第2章 二人はずっと一緒
「ごっ…じょ…さん!離してくださいっ…」
そう言っても、五条さんは私の顔と心臓を見たいのか、裸なんか気にもせずその目で見つめていた。
「寝ていたら、急に僕の心臓が高鳴ったんだ。何があった。」
「なにも!!…何もないですっ!お風呂入ってただけです!」
だから離せと訴えると、五条さんの私の肩を掴む手の力が弱まった。
慌ててバタタオルを引っ掴み、私は自分の前を隠した。
自分の心臓を掴む五条さん。
眉を寄せ、不思議そうにしている。
逆に私の心臓は依然静かなままだった。
「こんなにドキドキしてるのに…?何か襲われたのかと思った…。」
「それは、急に男性に裸見られたらドキドキしますよ!」
「それより前だよ。」
ーーー…五条さんのことを考えてた時だ。
「ほらまた。さらに強くなった。」
「や!やめてくださいっ!もう、勝手にドキドキしちゃうんです!早く出てください!」
「あっ…。」
心臓を通して思考を読まれてるようで私は声を荒げた。
五条さんはやっと私に背を向けた。
「ほんっとーに、何もない?病気とか、何か変なこと起きたりとか。
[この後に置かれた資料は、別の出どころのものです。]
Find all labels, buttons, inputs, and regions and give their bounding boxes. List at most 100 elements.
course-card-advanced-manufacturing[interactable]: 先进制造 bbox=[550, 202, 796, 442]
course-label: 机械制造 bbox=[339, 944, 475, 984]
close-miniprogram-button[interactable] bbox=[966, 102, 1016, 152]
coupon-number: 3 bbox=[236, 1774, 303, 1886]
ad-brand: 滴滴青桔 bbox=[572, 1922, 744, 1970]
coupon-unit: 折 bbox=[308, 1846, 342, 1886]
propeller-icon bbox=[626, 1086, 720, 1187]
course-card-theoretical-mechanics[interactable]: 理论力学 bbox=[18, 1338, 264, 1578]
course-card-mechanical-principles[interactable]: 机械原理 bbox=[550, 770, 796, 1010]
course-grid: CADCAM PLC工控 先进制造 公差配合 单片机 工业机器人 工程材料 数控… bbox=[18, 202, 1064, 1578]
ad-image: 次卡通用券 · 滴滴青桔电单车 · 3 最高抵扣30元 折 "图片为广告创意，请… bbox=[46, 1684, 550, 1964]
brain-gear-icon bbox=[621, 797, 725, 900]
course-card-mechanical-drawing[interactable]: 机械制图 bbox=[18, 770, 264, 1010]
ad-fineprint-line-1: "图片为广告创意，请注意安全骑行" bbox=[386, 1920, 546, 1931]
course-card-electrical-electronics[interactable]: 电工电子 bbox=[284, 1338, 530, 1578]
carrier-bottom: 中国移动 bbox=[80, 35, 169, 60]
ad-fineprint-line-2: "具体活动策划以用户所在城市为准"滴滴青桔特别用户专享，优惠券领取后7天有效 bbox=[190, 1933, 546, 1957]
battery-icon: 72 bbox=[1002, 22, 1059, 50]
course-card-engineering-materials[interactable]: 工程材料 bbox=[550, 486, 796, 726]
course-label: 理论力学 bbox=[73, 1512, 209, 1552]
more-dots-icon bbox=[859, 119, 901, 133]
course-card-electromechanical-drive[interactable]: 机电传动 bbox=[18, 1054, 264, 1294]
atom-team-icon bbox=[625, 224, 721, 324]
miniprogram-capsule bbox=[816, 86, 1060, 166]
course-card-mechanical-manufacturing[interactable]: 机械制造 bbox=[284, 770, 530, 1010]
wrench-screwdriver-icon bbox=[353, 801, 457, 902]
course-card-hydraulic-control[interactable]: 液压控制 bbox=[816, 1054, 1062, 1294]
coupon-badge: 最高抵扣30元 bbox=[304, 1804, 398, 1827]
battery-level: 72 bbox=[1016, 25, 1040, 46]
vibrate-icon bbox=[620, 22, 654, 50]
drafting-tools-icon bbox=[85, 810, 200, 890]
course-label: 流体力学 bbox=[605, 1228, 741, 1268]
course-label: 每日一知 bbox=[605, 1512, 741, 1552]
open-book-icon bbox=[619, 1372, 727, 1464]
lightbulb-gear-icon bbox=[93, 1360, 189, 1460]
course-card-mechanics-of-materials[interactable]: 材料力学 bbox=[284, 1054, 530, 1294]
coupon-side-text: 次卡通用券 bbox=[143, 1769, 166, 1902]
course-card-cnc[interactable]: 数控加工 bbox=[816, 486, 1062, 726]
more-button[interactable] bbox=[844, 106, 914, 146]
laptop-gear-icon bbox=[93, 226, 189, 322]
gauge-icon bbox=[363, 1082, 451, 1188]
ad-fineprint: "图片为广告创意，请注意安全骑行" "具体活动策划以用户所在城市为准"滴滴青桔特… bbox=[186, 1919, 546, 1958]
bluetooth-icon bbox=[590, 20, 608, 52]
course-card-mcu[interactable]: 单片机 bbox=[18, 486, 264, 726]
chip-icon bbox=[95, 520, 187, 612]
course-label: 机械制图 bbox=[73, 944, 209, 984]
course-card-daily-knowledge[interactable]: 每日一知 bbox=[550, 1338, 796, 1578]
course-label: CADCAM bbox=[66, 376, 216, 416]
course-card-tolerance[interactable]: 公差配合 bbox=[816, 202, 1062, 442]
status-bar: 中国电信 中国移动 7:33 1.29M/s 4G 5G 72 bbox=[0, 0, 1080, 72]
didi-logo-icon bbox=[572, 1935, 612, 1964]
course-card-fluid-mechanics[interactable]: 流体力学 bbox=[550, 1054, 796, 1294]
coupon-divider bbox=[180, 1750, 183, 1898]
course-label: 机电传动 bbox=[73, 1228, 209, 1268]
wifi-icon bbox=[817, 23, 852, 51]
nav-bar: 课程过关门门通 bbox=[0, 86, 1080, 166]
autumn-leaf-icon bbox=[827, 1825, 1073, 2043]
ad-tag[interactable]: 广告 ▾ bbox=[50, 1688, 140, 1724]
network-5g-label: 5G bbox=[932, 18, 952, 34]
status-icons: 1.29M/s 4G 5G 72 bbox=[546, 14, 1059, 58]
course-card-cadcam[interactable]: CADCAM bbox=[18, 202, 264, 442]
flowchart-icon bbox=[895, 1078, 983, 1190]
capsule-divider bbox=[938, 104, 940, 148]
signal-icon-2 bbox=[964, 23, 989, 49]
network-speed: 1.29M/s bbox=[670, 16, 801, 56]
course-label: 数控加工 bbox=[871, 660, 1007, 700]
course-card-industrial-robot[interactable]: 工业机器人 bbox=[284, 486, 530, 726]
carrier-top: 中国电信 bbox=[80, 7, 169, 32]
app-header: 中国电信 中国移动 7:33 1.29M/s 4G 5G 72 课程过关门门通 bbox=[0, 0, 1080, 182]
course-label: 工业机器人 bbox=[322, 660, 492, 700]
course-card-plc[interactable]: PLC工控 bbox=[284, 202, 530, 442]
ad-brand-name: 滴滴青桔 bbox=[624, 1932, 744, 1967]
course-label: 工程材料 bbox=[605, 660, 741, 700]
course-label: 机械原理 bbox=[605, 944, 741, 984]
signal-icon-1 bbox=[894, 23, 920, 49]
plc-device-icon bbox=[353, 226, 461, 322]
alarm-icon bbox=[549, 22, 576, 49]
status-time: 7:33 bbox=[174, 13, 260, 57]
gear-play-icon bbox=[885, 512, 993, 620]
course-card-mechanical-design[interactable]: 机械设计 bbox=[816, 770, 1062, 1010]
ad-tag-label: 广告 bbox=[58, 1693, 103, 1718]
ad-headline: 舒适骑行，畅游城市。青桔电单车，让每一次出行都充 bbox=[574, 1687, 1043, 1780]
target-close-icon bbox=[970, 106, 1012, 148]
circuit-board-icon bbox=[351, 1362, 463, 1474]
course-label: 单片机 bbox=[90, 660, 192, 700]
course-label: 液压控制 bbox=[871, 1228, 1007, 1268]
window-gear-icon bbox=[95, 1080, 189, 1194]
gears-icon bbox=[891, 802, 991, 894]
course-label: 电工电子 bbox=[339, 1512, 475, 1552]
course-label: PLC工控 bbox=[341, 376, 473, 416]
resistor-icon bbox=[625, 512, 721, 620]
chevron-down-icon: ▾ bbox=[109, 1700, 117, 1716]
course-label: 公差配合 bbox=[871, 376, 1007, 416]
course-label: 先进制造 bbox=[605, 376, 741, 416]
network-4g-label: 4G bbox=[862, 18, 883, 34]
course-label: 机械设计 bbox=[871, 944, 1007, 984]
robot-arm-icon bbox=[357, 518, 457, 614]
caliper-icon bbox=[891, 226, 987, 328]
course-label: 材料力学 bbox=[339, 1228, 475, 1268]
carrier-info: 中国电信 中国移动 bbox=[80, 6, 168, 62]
」
「ありません!ちょっと長湯をしてしまって、のぼせちゃっただけだと思います!」
「こんなにドキドキするものなの?」
「そりゃ…。」
一応女である私の裸をみたくせに、まったく動きの変わらない、私の中の心臓。
彼はドキドキすることなんてないのだろうか。
「走ったり、タイプの女性見たり、びっくりするとドキドキするんじゃないんですか?」
「うーーん。あんまりないかなぁ。」
私に背を向けたまま、首を傾げる五条さんに私は口をあんぐりあけ彼の背を見つめた。
「私は…普通にドキドキしちゃうんで、その…気にしないでください。今回も何もないし、映画とかみてドキドキすることもあるので…。」
その度に彼に筒抜けなのはいささか恥ずかしいが、この際仕方ない。
「寝てたのにすみません…。その…着替えたいので…」
出ていって欲しい。
そう伝えると、ごめんねって言いながら彼は再び自室へと戻っていった。